On the wall of the nursery’s main office, a framed and famed New Yorker cartoon shows a man walking with a young boy through a forest. The caption reads: “It’s good to know about trees. Just remember, nobody ever made any big money knowing about trees.” For members of the inmate crew, who earn only $2.10 per day, this message certainly rings true—but the job is an opportunity to develop job skills and do something productive with their time. It also keeps operating costs down at the nursery.

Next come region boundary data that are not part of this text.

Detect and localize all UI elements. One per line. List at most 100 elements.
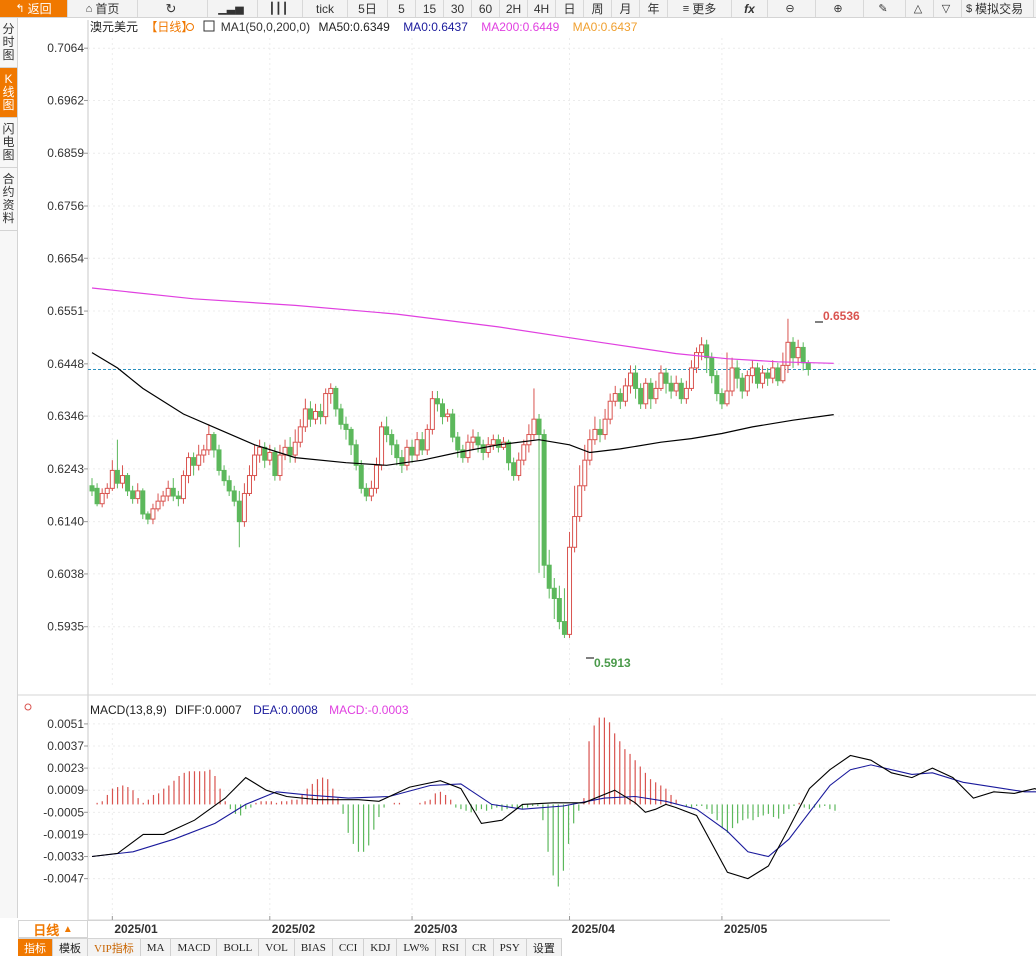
diff-line: [91, 754, 1036, 880]
plot-background: [88, 20, 1036, 920]
candle-body: [267, 451, 273, 461]
candle-body: [526, 434, 532, 446]
back-button[interactable]: ↰ 返回: [0, 0, 68, 17]
ma200-value: MA200:0.6449: [481, 20, 559, 34]
tab-contract-info[interactable]: 合约资料: [0, 168, 17, 231]
candle-body: [135, 490, 141, 500]
zoom-in-button[interactable]: ⊕: [816, 0, 864, 17]
zoom-out-button[interactable]: ⊖: [768, 0, 816, 17]
candle-body: [572, 516, 578, 548]
tab-macd[interactable]: MACD: [171, 939, 218, 956]
main-gridlines: [88, 38, 1036, 688]
more-button[interactable]: ≡ 更多: [668, 0, 732, 17]
tab-vip-indicators[interactable]: VIP指标: [88, 939, 141, 956]
period-day-button[interactable]: 日: [556, 0, 584, 17]
refresh-button[interactable]: ↻: [138, 0, 208, 17]
candle-body: [678, 382, 684, 400]
y-tick-label: -0.0033: [43, 850, 84, 864]
y-tick-label: 0.6654: [47, 251, 84, 265]
macd-label: MACD(13,8,9): [90, 703, 167, 717]
candle-body: [379, 426, 385, 466]
bar-type-icon: ▁▃▅: [218, 3, 244, 15]
candle-body: [546, 564, 552, 589]
candle-body: [607, 400, 613, 420]
tab-timeshare[interactable]: 分时图: [0, 18, 17, 68]
formula-button[interactable]: fx: [732, 0, 768, 17]
candle-body: [429, 398, 435, 430]
candle-body: [485, 444, 491, 453]
high-annotation: 0.6536: [815, 309, 860, 323]
candle-body: [495, 439, 501, 448]
tab-flash[interactable]: 闪电图: [0, 118, 17, 168]
candle-body: [196, 454, 202, 466]
period-year-button[interactable]: 年: [640, 0, 668, 17]
period-week-button[interactable]: 周: [584, 0, 612, 17]
tab-templates[interactable]: 模板: [53, 939, 88, 956]
draw-button[interactable]: ✎: [864, 0, 906, 17]
tab-psy[interactable]: PSY: [494, 939, 527, 956]
tab-bias[interactable]: BIAS: [295, 939, 333, 956]
macd-histogram: [96, 717, 836, 887]
candle-body: [114, 469, 120, 484]
tab-settings[interactable]: 设置: [527, 939, 562, 956]
period-month-button[interactable]: 月: [612, 0, 640, 17]
candle-body: [694, 352, 700, 369]
candle-body: [94, 487, 100, 505]
period-4h-button[interactable]: 4H: [528, 0, 556, 17]
tab-cr[interactable]: CR: [466, 939, 494, 956]
candle-body: [89, 485, 95, 492]
tab-vol[interactable]: VOL: [259, 939, 295, 956]
period-30m-button[interactable]: 30: [444, 0, 472, 17]
kline-chart[interactable]: 0.7064 0.6962 0.6859 0.6756 0.6654 0.6551 0.64…: [0, 18, 1036, 920]
candle-body: [668, 382, 674, 392]
tab-kline[interactable]: K线图: [0, 68, 17, 118]
candle-body: [434, 398, 440, 405]
y-tick-label: 0.6346: [47, 409, 84, 423]
candle-body: [688, 367, 694, 389]
macd-legend: MACD(13,8,9) DIFF:0.0007 DEA:0.0008 MACD…: [90, 703, 409, 717]
candle-body: [709, 357, 715, 377]
period-15m-button[interactable]: 15: [416, 0, 444, 17]
back-arrow-icon: ↰: [15, 3, 25, 15]
home-button[interactable]: ⌂ 首页: [68, 0, 138, 17]
candle-body: [673, 382, 679, 392]
tab-lw[interactable]: LW%: [397, 939, 436, 956]
tab-cci[interactable]: CCI: [333, 939, 365, 956]
period-settings-icon[interactable]: [186, 23, 194, 31]
candle-body: [516, 459, 522, 477]
tab-indicators[interactable]: 指标: [18, 939, 53, 956]
candle-body: [150, 508, 156, 520]
period-5m-button[interactable]: 5: [388, 0, 416, 17]
bar-type-button[interactable]: ▁▃▅: [208, 0, 258, 17]
period-2h-button[interactable]: 2H: [500, 0, 528, 17]
tab-kdj[interactable]: KDJ: [364, 939, 398, 956]
candle-body: [211, 434, 217, 451]
macd-gear[interactable]: [24, 703, 32, 711]
triangle-down-button[interactable]: ▽: [934, 0, 962, 17]
candle-type-button[interactable]: ┃┃┃: [258, 0, 303, 17]
candle-body: [348, 428, 354, 446]
tick-button[interactable]: tick: [303, 0, 348, 17]
tab-ma[interactable]: MA: [141, 939, 172, 956]
candle-body: [470, 436, 476, 443]
sim-trade-button[interactable]: $ 模拟交易: [962, 0, 1034, 17]
candle-body: [119, 475, 125, 484]
candle-body: [749, 367, 755, 377]
diff-value: DIFF:0.0007: [175, 703, 242, 717]
tab-boll[interactable]: BOLL: [217, 939, 260, 956]
candle-body: [318, 410, 324, 418]
candle-body: [373, 464, 379, 489]
macd-gridlines: [88, 718, 1036, 916]
period-60m-button[interactable]: 60: [472, 0, 500, 17]
candle-body: [424, 428, 430, 451]
triangle-up-button[interactable]: △: [906, 0, 934, 17]
candle-body: [658, 372, 664, 389]
candle-body: [612, 393, 618, 402]
indicator-settings-icon[interactable]: [203, 20, 215, 32]
candle-body: [297, 426, 303, 443]
tab-rsi[interactable]: RSI: [436, 939, 466, 956]
period-5day-button[interactable]: 5日: [348, 0, 388, 17]
ma0-value: MA0:0.6437: [403, 20, 468, 34]
period-tab[interactable]: 日线 ▲: [18, 920, 88, 938]
gear-icon[interactable]: [24, 703, 32, 711]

“It’s good for the nursery and hopefully it’s good for them too,” said nursery employee Ryan Sharrer. “I’ve definitely seen some guys that become interested in what we’re doing, and interested in plants because of it. The idea, too, is that they’re learning things. Some of these guys have never had a real job before.”

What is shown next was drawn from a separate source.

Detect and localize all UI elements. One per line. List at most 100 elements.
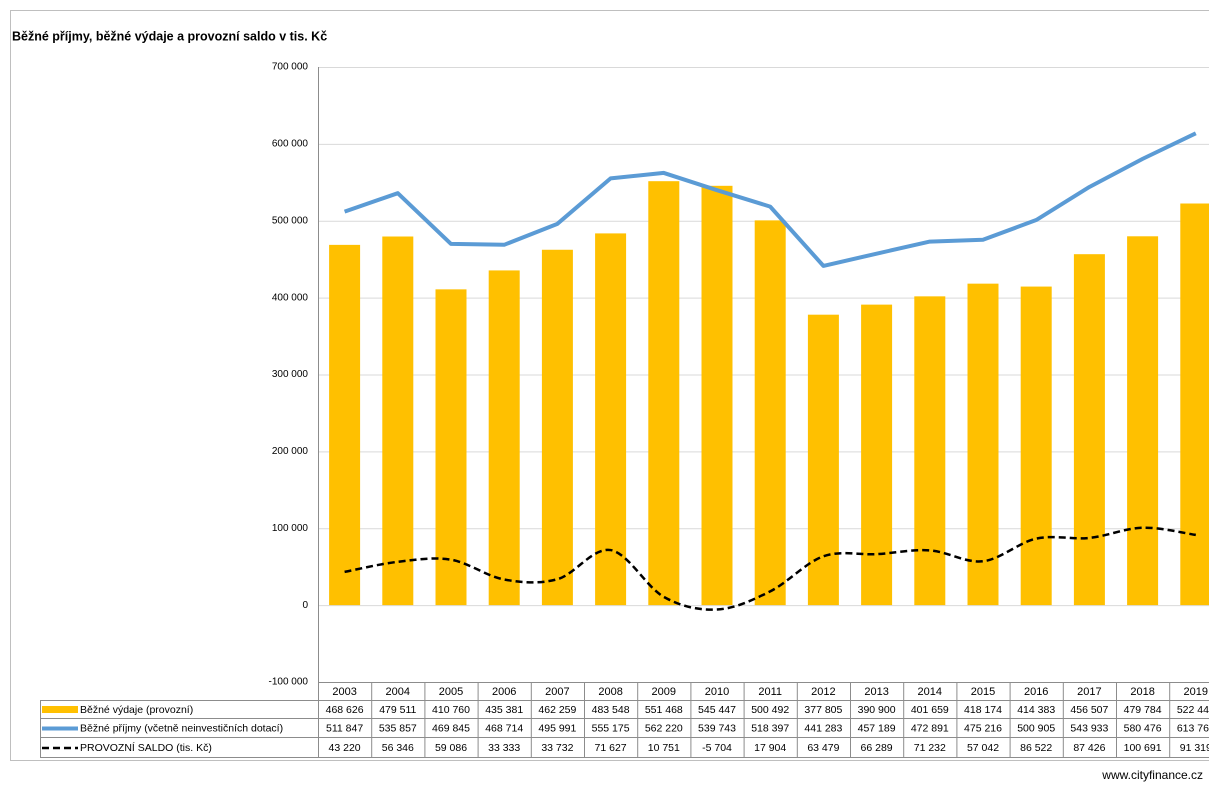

Of the $2.10 per day the inmates earn, they keep very little. According to Nevada Corrections public information officer Brian Connett, 24.5 percent of inmates’ wages covers room and board at the conservation camp, and five percent goes to the state Victims of Crime Fund. Ten percent of their wages go into a personal savings account, and 20 percent may go toward child support, if the inmate has a child. Up to 50 percent may go toward any cost that the inmate owes the correctional center, such as fees for medical care.

During fall months, most of the inmates’ work involves maintaining the grounds, cleaning pots and greenhouses, and preparing for next season’s plantings. Sharrer and fellow nursery employee Amy Bray will soon head out in search of seeds and cuttings that they will grow into new plants for next season. “We try to focus on local seed and cutting sources, so that we’re using genetics from the local area in restoration plantings,” Sharrer said.

Many of the plants that the inmates grow will be purchased by organizations such as the U.S. Fish and Wildlife Service, the Bureau of Land Management, or the Nature Conservancy. Although the nursery does sell to the public, under a 1979 State Forester’s regulation, plants are only available to landowners with more than one acre who live outside city limits.